Use -h or --help to obtain a list of available options in the main.py script.

Note: When calling the main.py script manually, data augmentation is disabled. In order to enable data augmentation, use the --augment flag at the end of your invocation.

Use the --model_dir flag to select the location where to store the artifacts of the training.

Inference process

To run inference on a checkpointed model, run the script below, although, it requires a pre-trained model checkpoint and tokenized input.

python main.py --data_dir /data --model_dir <path to checkpoint> --exec_mode predict

This script should produce the prediction results over a set of masks which will be located in <path to checkpoint>/eval.

Performance

Benchmarking

The following section shows how to run benchmarks measuring the model performance in training and inference modes.

Training performance benchmark

To benchmark training, run one of the scripts in ./examples/unet_TRAIN_BENCHMARK_{FP32, TF-AMP}_{1, 8}GPU.sh <path/to/main.py> <path/to/dataset> <path/to/checkpoints> <batch size>.

Each of these scripts will by default run 200 warm-up iterations and benchmark the performance during training in the next 100 iterations. To control warmup and benchmark length, use --warmup_steps, and --max_steps flags.

Inference performance benchmark

To benchmark inference, run one of the scripts in ./examples/unet_INFER_BENCHMARK_{FP32, TF-AMP}.sh <path/to/main.py> <path/to/dataset> <path/to/checkpoints> <batch size>.

Each of these scripts will by default run 200 warmup iterations and benchmark the performance during inference in the next 100 iterations. To control warmup and benchmark length, use --warmup_steps, and --max_steps flags.

Results

The following sections provide details on how we achieved our performance and accuracy in training and inference.

Training accuracy results

NVIDIA DGX-1 (8x V100 16G)

Our results were obtained by running the ./examples/unet_{FP32, TF-AMP}_{1, 8}GPU.sh scripts in the tensorflow:19.06-py3 NGC container on NVIDIA DGX-1 with 8x V100 16G GPUs.

Metrics employed by the organization are explained in detail here.

The results described below were obtained after the submission of our evaluations to the ISBI Challenge organizers.

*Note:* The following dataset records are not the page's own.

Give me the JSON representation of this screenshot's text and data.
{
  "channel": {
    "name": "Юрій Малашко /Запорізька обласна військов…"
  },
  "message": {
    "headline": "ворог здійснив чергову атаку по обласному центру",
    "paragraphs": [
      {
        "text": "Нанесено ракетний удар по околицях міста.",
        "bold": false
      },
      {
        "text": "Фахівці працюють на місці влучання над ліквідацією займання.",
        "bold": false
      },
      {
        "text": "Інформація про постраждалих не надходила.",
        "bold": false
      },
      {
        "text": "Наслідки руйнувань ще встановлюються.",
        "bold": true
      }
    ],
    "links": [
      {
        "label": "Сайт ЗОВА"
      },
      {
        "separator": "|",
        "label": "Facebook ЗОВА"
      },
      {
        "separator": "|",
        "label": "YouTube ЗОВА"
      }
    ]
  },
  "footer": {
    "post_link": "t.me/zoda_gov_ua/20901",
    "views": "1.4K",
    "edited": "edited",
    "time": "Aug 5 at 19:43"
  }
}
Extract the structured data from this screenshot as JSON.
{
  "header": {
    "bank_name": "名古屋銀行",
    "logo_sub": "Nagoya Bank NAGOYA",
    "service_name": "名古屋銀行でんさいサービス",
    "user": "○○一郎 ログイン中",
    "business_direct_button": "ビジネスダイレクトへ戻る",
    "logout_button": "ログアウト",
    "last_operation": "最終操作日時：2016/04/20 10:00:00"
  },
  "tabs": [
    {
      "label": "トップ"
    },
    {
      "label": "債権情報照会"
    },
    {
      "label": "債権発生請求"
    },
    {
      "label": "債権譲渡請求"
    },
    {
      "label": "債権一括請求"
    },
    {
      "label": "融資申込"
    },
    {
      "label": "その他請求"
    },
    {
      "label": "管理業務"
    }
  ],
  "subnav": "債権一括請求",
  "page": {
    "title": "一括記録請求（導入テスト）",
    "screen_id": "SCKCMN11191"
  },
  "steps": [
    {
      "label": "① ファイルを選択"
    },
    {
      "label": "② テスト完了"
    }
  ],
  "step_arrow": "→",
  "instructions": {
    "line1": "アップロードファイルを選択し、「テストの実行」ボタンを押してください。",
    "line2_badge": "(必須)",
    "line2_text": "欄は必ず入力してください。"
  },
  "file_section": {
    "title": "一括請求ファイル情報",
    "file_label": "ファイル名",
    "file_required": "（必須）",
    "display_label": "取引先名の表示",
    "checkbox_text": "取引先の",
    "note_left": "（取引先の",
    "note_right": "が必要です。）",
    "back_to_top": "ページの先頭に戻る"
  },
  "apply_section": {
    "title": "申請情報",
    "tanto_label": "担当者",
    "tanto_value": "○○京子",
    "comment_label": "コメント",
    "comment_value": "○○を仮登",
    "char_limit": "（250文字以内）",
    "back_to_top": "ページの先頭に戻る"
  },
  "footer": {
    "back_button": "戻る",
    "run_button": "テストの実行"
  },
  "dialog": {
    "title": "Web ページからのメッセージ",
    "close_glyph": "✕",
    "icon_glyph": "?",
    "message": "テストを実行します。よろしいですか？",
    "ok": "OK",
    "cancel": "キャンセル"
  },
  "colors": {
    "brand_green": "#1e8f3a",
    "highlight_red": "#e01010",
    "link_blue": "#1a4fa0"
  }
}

Number og GPUs FP32 Rand Score Thin FP32 Information Score Thin TF-AMP Rand Score Thin TF-AMP Information Score Thin Total time to train with FP16 (Hrs) Total time to train with FP32 (Hrs)
1 0.938508265 0.970255682 0.939619101 0.970120138 7.1 11.28
8 0.932395087 0.9786346 0.941360867 0.976235311 0.9 1.41

Training performance results

NVIDIA DGX-1 (1x V100 16G)

Our results were obtained by running the ./examples/unet_TRAIN_BENCHMARK_{FP32, TF-AMP}_1GPU.sh scripts in the tensorflow:19.06-py3 NGC container on NVIDIA DGX-1 with 1x V100 16G GPU while data augmentation is enabled.

Batch size FP32 max img/s TF-AMP max img/s Speedup factor
1 12.37 21.91 1.77
8 13.81 29.58 2.14
16 Out of memory 30.77 -

To achieve these same results, follow the Quick start guide outlined above.

NVIDIA DGX-1 (8x V100 16G)

Our results were obtained by running the ./examples/unet_TRAIN_BENCHMARK_{FP32, TF-AMP}_8GPU.sh scripts in the tensorflow:19.06-py3 NGC container on NVIDIA DGX-1 with 8x V100 16G GPU while data augmentation is enabled.

Batch size per GPU FP32 max img/s TF-AMP max img/s Speedup factor
1 89.93 126.66 1.41
8 105.35 130.66 1.24
16 Out of memory 132.78 -

To achieve these same results, follow the Quick start guide outlined above.

Inference performance results

NVIDIA DGX-1 (1x V100 16G)

Our results were obtained by running the ./examples/unet_INFER_BENCHMARK_{FP32, TF-AMP}.sh scripts in the tensorflow:19.06-py3 NGC container on NVIDIA DGX-1 with 1x V100 16G GPU while data augmentation is enabled.

Batch size FP32 img/s TF-AMP img/s Speedup factor
1 34.27 62.81 1.83
8 37.09 79.62 2.14
16 Out of memory 83.33 -

To achieve these same results, follow the Quick start guide outlined above.

Release notes

Changelog

July 2019

  • Added inference example scripts
  • Added inference benchmark measuring latency
  • Added TRT/TF-TRT support
  • Updated Pre-trained model on NGC registry

June 2019

  • Updated README template

May 2019

  • Initial release

Known issues

There are no known issues in this release.